Tem também um lado família: foi a única vez em que Gwyneth Paltrow trabalhou em filme dirigido por seu pai, Bruce Paltrow (1943-2002).

Pai e filha que nunca se viram se conhecem no funeral da mãe da moça

Gwyneth interpreta Liv, uma dançarina-cantora de Las Vegas que, nos funerais de sua mãe, fica conhecendo o pai, que havia transado com a então jovem dançarina-cantora Donna e cascado fora.

É uma das três histórias, e é um dos três encontros, o do pai com a filha que nunca tinham se visto antes.

O pai, Ricky Dean (interpretado pelo cantor Huey Lewis), é um malandro, um trapaceiro, golpista, um hustler. Seu golpe é o seguinte: ele chega num bar de karaokê, identifica quem é o maiorial ali do pedaço. Aí, com uma cara de comerciante, vendedor, goza o sujeito, e diz que canta melhor que ele. Com seu orgulho ferido, o bambambã local invariavelmente sugere uma aposta; Ricky topa apostar, mas por quantias bem maiores que as propostas pelo outro. E vence.

O golpe de Ricky é mostrado logo na primeira sequência do filme. As primeiras tomadas são de um rapaz, Ronny (Lochlyn Munro), cantando, com jeitão um tanto profissional de karaokê, paletó vermelho, brilhante. Ricky, ao contrário, está vestido como quem passou pelo bar depois do trabalho.

Ricky lança o laço, Ronny cai feito um patinho: propõe uma aposta de US$ 100. Ricky tira um maço de notas de dentro do bolso, sugere uma aposta de US$ 690, sobe no palco e arrasa cantando uma música do repertório de Joe Cocker, “Feeeling alright”, se não me engano.

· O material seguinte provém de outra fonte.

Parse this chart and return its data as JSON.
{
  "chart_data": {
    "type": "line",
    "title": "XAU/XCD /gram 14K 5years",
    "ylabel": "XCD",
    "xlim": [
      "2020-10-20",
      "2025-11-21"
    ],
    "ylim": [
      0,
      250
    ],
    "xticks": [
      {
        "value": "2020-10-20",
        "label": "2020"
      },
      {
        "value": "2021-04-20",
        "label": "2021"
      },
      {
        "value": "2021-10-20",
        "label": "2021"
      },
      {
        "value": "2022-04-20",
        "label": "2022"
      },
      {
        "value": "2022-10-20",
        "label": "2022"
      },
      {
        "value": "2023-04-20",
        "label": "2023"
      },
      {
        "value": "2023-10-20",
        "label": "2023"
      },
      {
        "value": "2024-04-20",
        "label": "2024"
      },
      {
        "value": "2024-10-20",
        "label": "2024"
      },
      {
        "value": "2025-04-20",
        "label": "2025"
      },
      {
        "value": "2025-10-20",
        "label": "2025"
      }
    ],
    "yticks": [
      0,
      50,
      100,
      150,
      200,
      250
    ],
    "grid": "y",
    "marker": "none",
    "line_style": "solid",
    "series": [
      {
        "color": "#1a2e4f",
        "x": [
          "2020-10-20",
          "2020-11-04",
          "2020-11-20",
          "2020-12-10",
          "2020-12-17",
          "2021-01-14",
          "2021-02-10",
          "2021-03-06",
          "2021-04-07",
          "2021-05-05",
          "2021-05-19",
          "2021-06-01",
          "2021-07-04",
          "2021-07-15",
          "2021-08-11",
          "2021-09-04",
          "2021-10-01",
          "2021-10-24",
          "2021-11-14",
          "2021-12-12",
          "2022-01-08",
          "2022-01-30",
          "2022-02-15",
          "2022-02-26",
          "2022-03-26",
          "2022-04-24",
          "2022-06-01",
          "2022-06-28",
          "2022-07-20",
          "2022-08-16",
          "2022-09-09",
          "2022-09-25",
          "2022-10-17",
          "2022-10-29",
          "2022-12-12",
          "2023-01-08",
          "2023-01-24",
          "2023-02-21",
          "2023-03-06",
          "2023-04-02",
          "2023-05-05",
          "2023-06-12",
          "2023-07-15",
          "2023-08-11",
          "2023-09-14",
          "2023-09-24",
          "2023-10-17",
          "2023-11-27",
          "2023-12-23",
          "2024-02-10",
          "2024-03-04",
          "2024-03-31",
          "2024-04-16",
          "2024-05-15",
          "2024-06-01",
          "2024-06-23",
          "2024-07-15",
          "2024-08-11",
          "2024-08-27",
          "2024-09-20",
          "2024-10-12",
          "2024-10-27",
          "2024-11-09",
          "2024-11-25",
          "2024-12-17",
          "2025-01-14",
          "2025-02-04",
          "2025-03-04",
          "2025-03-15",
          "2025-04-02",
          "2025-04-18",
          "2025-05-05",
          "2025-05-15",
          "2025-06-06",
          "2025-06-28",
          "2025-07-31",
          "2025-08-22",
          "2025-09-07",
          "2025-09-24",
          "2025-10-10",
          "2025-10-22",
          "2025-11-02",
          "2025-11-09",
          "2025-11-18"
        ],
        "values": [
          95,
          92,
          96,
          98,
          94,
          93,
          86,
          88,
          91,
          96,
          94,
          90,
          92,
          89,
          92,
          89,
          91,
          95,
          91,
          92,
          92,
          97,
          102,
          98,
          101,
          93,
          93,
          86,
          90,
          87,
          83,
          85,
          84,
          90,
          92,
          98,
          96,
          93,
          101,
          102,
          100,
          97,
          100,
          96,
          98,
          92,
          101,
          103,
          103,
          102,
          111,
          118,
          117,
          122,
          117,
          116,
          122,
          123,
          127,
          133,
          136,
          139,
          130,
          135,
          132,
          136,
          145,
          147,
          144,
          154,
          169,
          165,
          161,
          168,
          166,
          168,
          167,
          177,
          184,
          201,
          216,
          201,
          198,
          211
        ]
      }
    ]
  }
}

(Malandro, trapaceiro, golpista, hustler. A palavra hustler é mencionada. The Hustler é o título original da obra-prima de Robert Rossen de 1961, no Brasil Desafio à Corrupção, em que Paul Newman interpreta o hustler que finge ser um bobão nos salões de sinuca e aí vence todas as apostas com os carinhas que se julgavam imbatíveis. Impossível ver o personagem de Ricky em ação e não lembrar do Eddie Felson, que Paul Newman voltaria a interpretar em A Cor do Dinheiro, de Martin Scorsese, em 1986.)

Do bar em que arrasa com sua apresentação inesperada, Ricky sai direto para um motel com uma frequentadora (o corte da cena do bar para a da trepada é uma delícia). Está ainda comendo a moça quando toca o telefone, com a notícia da morte da moça que ele comeu no passado.

Na sequência seguinte ele está diante do caixão de Donna, e Liv aparece. Os dois não se reconhecem – afinal de contas, nunca haviam se visto antes. Só quando aparece Blair, a mãe de Dona, avó de Liv, é que pai e filha ficam sabendo quem são.

Blair é interpretada por Angie Dickinson, aquela atriz que marcou gerações por seus papéis sensualíssimos em Onde Começa o Inferno/Rio Bravo (1959) e, bem depois, em Vestida para Matar/Dressed to Kill (1980).

Ricky diz, com todas as terríveis letras, que não está preparado para ser pai. Liv, que acabara de perder a mãe, não se mostra disposta a perder o pai que acaba de aparecer pela primeira vez diante dela.

Um vendedor absolutamente estressado sobe no palco – e sua vida muda

O segundo encontro da história criada pelo roteirista John Byrum se dá entre um muito bem sucedido mas profundamente angustiado profissional de vendas e um ex-detento que acaba de sair da cadeia e volta a fazer o que sabe na vida – assaltar.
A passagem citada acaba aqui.